Christian von Eitzen: 800-Meter-Läufer und Denker
Update 2022: Das vergangene Jahr lief sportlich nur teilweise nach Plan. Den vierten Platz bei den Deutschen Meisterschaften über 800 Meter (1:48,28 Minuten) musste Chris erst einmal verarbeiten, auch die verpasste Chance auf die Olympiaqualifikation. Seine Saison beendete er vorzeitig, obwohl er mit den 1: 46,90 Minuten in der Vorbereitung die schnellste Zeit seit Langem gelaufen war. „Vielleicht war das rückblickend die falsche Entscheidung, aber jetzt greife ich im Sommer wieder an“, sagt Chris. Die Europameisterschaften in München sind dafür ein schönes Ziel. Beruflich fokussiert sich Chris aktuell auf seine Tätigkeit in der Sportmanagement- und Modellagentur.
Athletenportrait
Soziologe und Kriminologe (Bachelor of Science), Fotomodell, Modell-Scout, angehender Psychologiestudent, Leistungssportler – langweilig ist es nicht in Christian von Eitzens Leben. Mit seinen 23 Jahren ist er beruflich sehr vielfältig unterwegs, aber seine Träume im Sport zu verwirklichen, stehen dabei als Knotenpunkt im Zentrum seines Lebens: „Ich möchte über die 800-Meter-Strecke Deutscher Meister werden und strebe eine Europameisterschafts- und Olympiateilnahme an“, sagt er selbstbewusst. Es gibt noch keinen konkreten Zeitpunkt, bis wann er seine Ziele erreicht haben will, einen Zeitrahmen aber schon: „Ich stürze mich jetzt voll in den Sport, weil eben jetzt die Zeit dafür ist. Meine Sportlerkarriere kann ich vielleicht machen, bis ich 30 Jahre alt bin – danach ist die Arbeit dran. Da werde ich dann genauso viel investieren, wie jetzt für die Leichtathletik“, sagt der in London lebende Athlet.

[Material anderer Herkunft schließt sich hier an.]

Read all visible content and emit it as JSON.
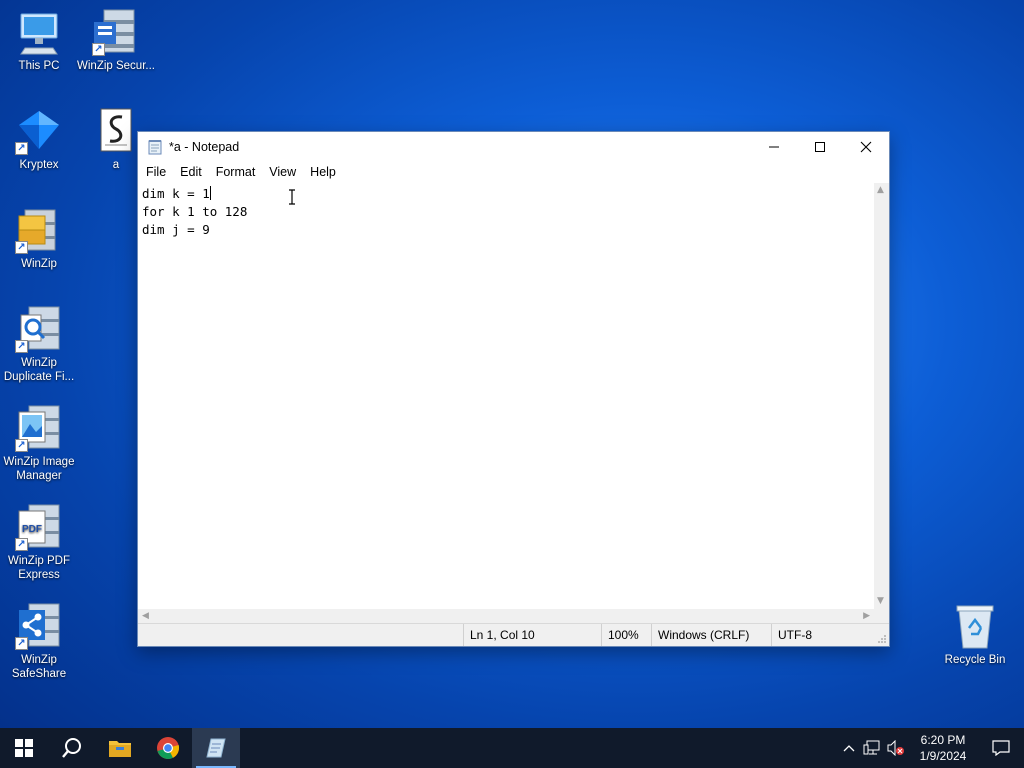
{
  "desktop": {
    "icons": [
      {
        "label": "This PC",
        "icon": "computer-icon"
      },
      {
        "label": "WinZip Secur...",
        "icon": "winzip-secure-icon"
      },
      {
        "label": "Kryptex",
        "icon": "kryptex-icon"
      },
      {
        "label": "a",
        "icon": "script-file-icon"
      },
      {
        "label": "WinZip",
        "icon": "winzip-icon"
      },
      {
        "label": "WinZip Duplicate Fi...",
        "icon": "winzip-duplicate-icon"
      },
      {
        "label": "WinZip Image Manager",
        "icon": "winzip-image-icon"
      },
      {
        "label": "WinZip PDF Express",
        "icon": "winzip-pdf-icon"
      },
      {
        "label": "WinZip SafeShare",
        "icon": "winzip-safeshare-icon"
      },
      {
        "label": "Recycle Bin",
        "icon": "recycle-bin-icon"
      }
    ]
  },
  "notepad": {
    "title": "*a - Notepad",
    "menu": [
      "File",
      "Edit",
      "Format",
      "View",
      "Help"
    ],
    "lines": [
      "dim k = 1",
      "for k 1 to 128",
      "dim j = 9"
    ],
    "status": {
      "position": "Ln 1, Col 10",
      "zoom": "100%",
      "line_ending": "Windows (CRLF)",
      "encoding": "UTF-8"
    }
  },
  "taskbar": {
    "clock_time": "6:20 PM",
    "clock_date": "1/9/2024"
  },
  "colors": {
    "desktop_bg": "#0d5ed6",
    "taskbar_bg": "#101a2b",
    "accent": "#7ab8ff"
  }
}
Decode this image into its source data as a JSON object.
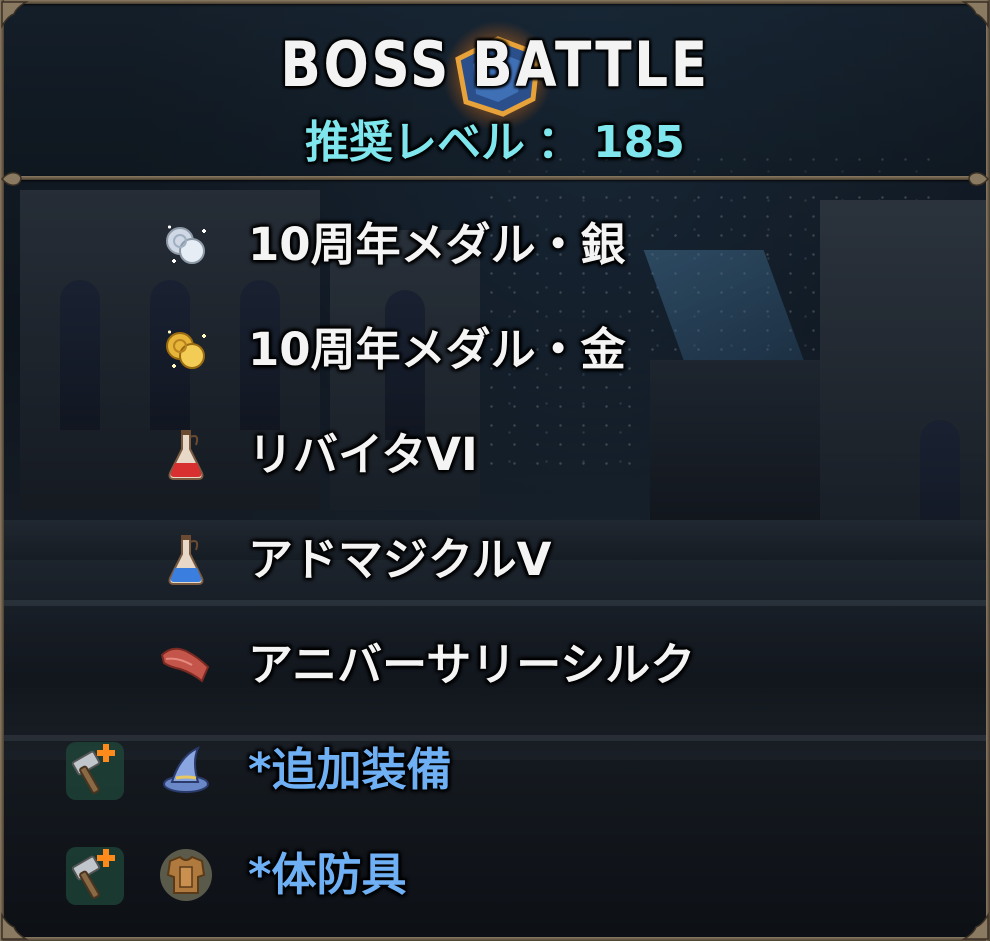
{
  "header": {
    "title": "BOSS BATTLE",
    "level_label": "推奨レベル",
    "level_separator": "：",
    "level_value": "185"
  },
  "rewards": [
    {
      "label": "10周年メダル・銀",
      "icon": "silver-medal-icon",
      "color": "#f4f4f4"
    },
    {
      "label": "10周年メダル・金",
      "icon": "gold-medal-icon",
      "color": "#f4f4f4"
    },
    {
      "label": "リバイタVI",
      "icon": "red-potion-icon",
      "color": "#f4f4f4"
    },
    {
      "label": "アドマジクルV",
      "icon": "blue-potion-icon",
      "color": "#f4f4f4"
    },
    {
      "label": "アニバーサリーシルク",
      "icon": "silk-cloth-icon",
      "color": "#f4f4f4"
    },
    {
      "label": "*追加装備",
      "icon": "wizard-hat-icon",
      "bonus_icon": "hammer-plus-icon",
      "color": "#6fb0f4"
    },
    {
      "label": "*体防具",
      "icon": "body-armor-icon",
      "bonus_icon": "hammer-plus-icon",
      "color": "#6fb0f4"
    }
  ],
  "colors": {
    "title": "#f3f3f3",
    "level": "#7ee6ec",
    "item_text": "#f4f4f4",
    "equipment_text": "#6fb0f4",
    "frame": "#8a7a62"
  }
}
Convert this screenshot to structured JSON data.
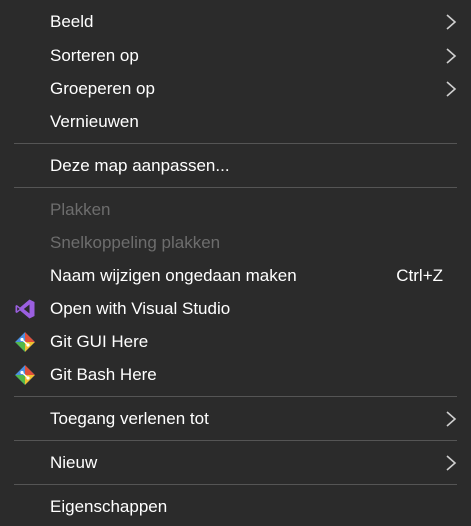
{
  "menu": {
    "items": {
      "beeld": {
        "label": "Beeld"
      },
      "sorteren": {
        "label": "Sorteren op"
      },
      "groeperen": {
        "label": "Groeperen op"
      },
      "vernieuwen": {
        "label": "Vernieuwen"
      },
      "map_aanpassen": {
        "label": "Deze map aanpassen..."
      },
      "plakken": {
        "label": "Plakken",
        "disabled": true
      },
      "snelkoppeling": {
        "label": "Snelkoppeling plakken",
        "disabled": true
      },
      "naam_wijzigen": {
        "label": "Naam wijzigen ongedaan maken",
        "shortcut": "Ctrl+Z"
      },
      "visual_studio": {
        "label": "Open with Visual Studio",
        "icon": "visual-studio-icon"
      },
      "git_gui": {
        "label": "Git GUI Here",
        "icon": "git-icon"
      },
      "git_bash": {
        "label": "Git Bash Here",
        "icon": "git-icon"
      },
      "toegang": {
        "label": "Toegang verlenen tot"
      },
      "nieuw": {
        "label": "Nieuw"
      },
      "eigenschappen": {
        "label": "Eigenschappen"
      }
    }
  },
  "colors": {
    "background": "#2b2b2b",
    "text": "#ffffff",
    "disabled_text": "#6d6d6d",
    "separator": "#555555",
    "visual_studio_purple": "#9b5fe0",
    "git_orange": "#e0503a"
  }
}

Duale Karriere einmal anders
Immerhin hat Christian schon einen Studienabschluss in der Tasche. Allerdings, auch wenn er dem Sport grundsätzlich alles unterordnet, ohne Geld zu verdienen, lebt es sich im teuren London schlecht. Seit er 18 Jahre alt ist, arbeitet er freiberuflich in den verschiedenen Branchen, baut sich nebenbei ein Netzwerk auf, das er nutzen kann, wenn er erst einmal als selbstständiger Unternehmer seinen Lebensunterhalt verdient. Womit er sich dann genau beschäftigen wird, weiß er noch nicht; wichtig ist ihm bis dahin, seine Persönlichkeit zu entwickeln und auch später im Beruf an der Persönlichkeitsentwicklung dranzubleiben. „Ich lese viel über Philosophie und Politik. Ich mache mir viele Gedanken und schreibe sie auf, weil ich meine Ideen bewahren will. Ich bin ein Denker und diskutiere gerne mit anderen über meine Ideen“, erzählt Christian. Er lebt eine duale Karriere der besonderen Art.
Trauer als Antrieb
Aus seiner Geburtsstadt Hamburg ist Christian im Alter von zehn Jahren weggezogen, weil es seinen Vater beruflich nach England verschlagen hatte. Für Christian und seinen älteren Bruder war es nicht allzu schwer sich umzustellen, da deren Mutter Engländerin ist. Schon früher hatten sie oft Verwandte in England besucht, somit zog es die Familie in ein durchaus vertrautes Umfeld. Die doppelte Staatsbürgerschaft der Kinder erleichterte den Umzug auch formell. 2013 entschied sich Christian dafür, in der Leichtathletik für Deutschland zu starten, was jedoch vor allem emotionale Gründe hatte: „In dem Jahr ist mein Vater plötzlich infolge eines Unfalls gestorben. Danach wollte ich gerne für Deutschland starten“, erzählt er. Adi Zaar, damals schon Jugendtrainer im Deutschen Leichtathletikverband, habe ihm dabei geholfen einen Verein zu finden, den LC Rehlingen (Saarland). „In dem Jahr bin ich bei meiner ersten deutschen Meisterschaft gleich Dritter geworden“, sagt Christian.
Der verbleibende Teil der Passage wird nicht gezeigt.